John 3.1-17. Nicodemus story.

Thesis: I cannot earn a place in God’s Kingdom, but I can receive one - and I respond to this grace by adjusting my life.

This worship material includes a little Children's Lesson that serves as a primer on Lent. This block could prepend any sermon in the Lent season. It is also very appropriate for Martin Luther King day in February.

The sermon itself unpacks the Nicodemus story with an emphasis on the snake on the pole story in verses 14-15. It draws a parallel between this strange biblical reference and a technique Martin Luther King used in his sermon in Memphis during the garbage workers' strike. It also uses a clip from Monty Python and the Holy Grail, as well as a couple more attention-getting stories. If nothing else, you may want to read this just to see how these stories can possibly fit into a sermon on Jesus interacting with Nicodemus.
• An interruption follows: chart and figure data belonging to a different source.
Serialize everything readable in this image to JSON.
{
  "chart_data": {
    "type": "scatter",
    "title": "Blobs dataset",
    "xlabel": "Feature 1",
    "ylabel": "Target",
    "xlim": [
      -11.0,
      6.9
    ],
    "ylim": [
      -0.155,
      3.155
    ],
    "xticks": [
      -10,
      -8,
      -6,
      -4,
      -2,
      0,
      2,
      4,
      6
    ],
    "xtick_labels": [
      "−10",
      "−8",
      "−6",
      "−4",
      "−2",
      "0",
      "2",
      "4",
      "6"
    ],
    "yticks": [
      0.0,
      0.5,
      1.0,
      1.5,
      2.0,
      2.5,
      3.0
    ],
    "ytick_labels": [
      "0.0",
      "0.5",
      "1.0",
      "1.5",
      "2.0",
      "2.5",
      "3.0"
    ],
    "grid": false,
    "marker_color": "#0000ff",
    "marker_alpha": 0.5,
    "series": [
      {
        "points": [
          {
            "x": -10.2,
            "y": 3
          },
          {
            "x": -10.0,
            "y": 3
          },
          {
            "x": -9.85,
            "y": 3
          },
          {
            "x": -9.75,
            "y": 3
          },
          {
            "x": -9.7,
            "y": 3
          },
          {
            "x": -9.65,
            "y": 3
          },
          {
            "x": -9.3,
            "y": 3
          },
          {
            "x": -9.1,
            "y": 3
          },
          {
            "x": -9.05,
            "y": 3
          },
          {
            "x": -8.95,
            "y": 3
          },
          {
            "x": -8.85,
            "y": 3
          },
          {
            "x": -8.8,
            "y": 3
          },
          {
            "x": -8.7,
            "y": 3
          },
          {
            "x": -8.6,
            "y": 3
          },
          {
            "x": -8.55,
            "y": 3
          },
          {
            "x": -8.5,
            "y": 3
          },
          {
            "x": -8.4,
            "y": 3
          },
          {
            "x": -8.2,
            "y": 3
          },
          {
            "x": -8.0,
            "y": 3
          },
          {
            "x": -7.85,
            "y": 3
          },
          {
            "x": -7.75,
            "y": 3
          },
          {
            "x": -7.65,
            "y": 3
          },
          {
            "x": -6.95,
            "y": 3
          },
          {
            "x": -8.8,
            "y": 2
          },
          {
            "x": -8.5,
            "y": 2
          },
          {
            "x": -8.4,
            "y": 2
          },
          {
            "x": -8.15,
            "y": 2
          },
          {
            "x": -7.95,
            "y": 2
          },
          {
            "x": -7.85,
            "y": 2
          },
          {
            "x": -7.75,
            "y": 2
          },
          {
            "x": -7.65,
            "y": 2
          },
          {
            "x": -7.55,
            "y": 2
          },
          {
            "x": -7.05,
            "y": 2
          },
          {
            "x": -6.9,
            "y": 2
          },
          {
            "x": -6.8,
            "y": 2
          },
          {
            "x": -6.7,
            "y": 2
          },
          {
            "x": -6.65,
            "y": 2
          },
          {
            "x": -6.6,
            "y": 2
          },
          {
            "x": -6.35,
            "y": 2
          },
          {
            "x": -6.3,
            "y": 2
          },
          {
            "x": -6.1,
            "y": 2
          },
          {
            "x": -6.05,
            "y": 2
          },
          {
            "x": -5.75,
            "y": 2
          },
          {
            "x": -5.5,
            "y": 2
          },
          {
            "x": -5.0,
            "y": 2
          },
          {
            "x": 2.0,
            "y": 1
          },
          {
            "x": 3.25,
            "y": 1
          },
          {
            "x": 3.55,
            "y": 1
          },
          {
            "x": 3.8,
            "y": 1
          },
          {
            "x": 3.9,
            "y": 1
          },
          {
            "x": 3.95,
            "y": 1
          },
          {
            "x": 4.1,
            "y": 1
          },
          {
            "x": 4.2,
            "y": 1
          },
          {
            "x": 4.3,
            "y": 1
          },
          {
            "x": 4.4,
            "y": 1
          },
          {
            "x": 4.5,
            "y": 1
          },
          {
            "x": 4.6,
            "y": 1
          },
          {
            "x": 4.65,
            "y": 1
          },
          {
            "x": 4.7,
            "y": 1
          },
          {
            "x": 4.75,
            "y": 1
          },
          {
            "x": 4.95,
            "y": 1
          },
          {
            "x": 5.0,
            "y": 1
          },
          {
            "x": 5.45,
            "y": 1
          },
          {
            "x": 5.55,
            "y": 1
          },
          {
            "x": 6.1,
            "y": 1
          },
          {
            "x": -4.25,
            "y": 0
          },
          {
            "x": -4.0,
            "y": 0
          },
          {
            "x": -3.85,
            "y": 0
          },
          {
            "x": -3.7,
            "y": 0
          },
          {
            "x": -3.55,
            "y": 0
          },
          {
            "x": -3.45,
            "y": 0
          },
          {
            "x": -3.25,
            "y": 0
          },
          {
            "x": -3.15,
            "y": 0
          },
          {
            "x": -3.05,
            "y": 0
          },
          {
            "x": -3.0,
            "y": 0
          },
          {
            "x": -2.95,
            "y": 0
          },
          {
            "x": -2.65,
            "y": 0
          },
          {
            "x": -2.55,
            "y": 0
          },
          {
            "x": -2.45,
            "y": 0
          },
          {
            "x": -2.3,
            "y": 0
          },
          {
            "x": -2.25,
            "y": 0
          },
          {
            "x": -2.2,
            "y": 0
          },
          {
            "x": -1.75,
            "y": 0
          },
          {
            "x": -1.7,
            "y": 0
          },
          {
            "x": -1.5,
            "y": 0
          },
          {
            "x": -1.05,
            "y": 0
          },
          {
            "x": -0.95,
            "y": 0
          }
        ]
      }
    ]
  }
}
Jeremiah 31.31-34. The Old Testament prophecy of the eventual coming of the New Covenant. Also heavily uses John 12.20-28.

Thesis: God offers each person a New Deal in Christ, and even wants us to offer it to others.

This sermon opens with some historical perspective on Franklin Roosevelt's New Deal. Then it moves to the parallel of God's New Deal delivered through Jeremiah. Finally, the sermon unwraps God's New Testament New Deal, the New Covenant, as described in John 12.